In a socialist society, further, we recognise explicitly that part of our necessary labour is labour within the household. In other words we acknowledge that our workday does not begin after we leave the household but includes what we do within the household. Article 88 of the Bolivarian constitution recognises the importance of this labour when it notes that labour within the household is “economic activity that creates added value and produces social welfare and wealth”. 

The concept of necessary labour and our workday within a socialist society also includes the labour which is required to self-govern our communities. After all, if socialism is about the decisions we make democratically in our communities, then the time we need to do this is part of our necessary labour. Similarly, if socialism is about creating the conditions in which we are all able to develop our potential, then the process of education and of developing our capabilities is also activity which is necessary.

When we think about the socialist workday, in short, we think about the workday differently. Our view of the quantity of necessary labour, for example, is not distorted by the capitalist perspective of treating as necessary only that labour for which capital must pay. That is the difference between the political economy of capital and the political economy of the working class. From the perspective of workers, we recognise as necessary labour all the labour that is necessary for “the worker’s own need for development”.

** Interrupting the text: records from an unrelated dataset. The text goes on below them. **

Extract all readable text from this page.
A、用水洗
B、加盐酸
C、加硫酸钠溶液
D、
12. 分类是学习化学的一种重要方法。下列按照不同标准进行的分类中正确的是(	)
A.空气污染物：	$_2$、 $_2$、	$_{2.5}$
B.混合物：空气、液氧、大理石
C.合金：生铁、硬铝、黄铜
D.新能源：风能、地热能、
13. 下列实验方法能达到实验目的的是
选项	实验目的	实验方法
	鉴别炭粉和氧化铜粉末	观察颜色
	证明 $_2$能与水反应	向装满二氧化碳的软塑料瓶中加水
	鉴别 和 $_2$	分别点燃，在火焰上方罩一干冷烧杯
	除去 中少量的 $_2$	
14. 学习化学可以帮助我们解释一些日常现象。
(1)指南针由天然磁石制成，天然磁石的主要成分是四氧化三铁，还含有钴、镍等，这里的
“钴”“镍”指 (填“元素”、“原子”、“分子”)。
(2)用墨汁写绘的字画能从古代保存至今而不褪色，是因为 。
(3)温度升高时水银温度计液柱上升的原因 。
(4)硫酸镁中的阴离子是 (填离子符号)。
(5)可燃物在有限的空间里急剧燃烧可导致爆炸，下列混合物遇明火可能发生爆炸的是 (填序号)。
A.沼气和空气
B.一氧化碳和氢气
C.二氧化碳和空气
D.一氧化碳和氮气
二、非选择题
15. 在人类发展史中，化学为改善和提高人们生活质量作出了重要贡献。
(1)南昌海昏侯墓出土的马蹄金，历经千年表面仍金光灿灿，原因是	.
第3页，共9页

But the difference is not only quantitative. In socialism, the workday cannot be a day in which you receive orders from the top (even in strategic industries). Rather, it is only through our own activity, our practice and our protagonism that we can develop our capabilities. Article 62 of Venezuela’s constitution makes that point in its declaration that participation by people is “the necessary way of achieving the involvement to ensure their complete development, both individual and collective”.  In other words, in every aspect of our lives (the traditional workplace, the community, the household), democratic decision making is a necessary characteristic of the socialist workday; through workers’ councils, communal councils, student councils, family councils, we produce ourselves as new socialist subjects.

Thus, when we look at the workday from the perspective of socialism, we see that the simple demand for reducing the workday is a demand from within capitalism. Its message is simple—end this horror! This is an “infected” conception of the workday. It starts from a view of labour as so miserable that the only thing you can think of doing is reducing and ending it.

When we think about building socialism, however, we recognise that the demand is to transform the workday—to recognise all parts of our workday explicitly and to transform that day qualitatively.  Rather than only “free time” being time in which we can develop, from the perspective of socialism it is essential to make the whole day time for building human capacities.

In short, there are two ways of looking at the demand for the reduced workday: one way talks simply about a shorter work week and thus longer weekend vacations; in contrast, a second way stresses the reduction of the traditional workday in order to provide the time on a daily basis for education for self-managing, for our work within the household and our work within our communities.  In other words, it is the demand to redefine and transform our workday.

The first of these is simply a reform within capitalism.  For socialists, May Day should be the day to struggle for the whole worker’s day, to struggle for the socialist workday.

(Michael A. Lebowitz is professor emeritus of economics at Simon Fraser University in Vancouver, Canada.)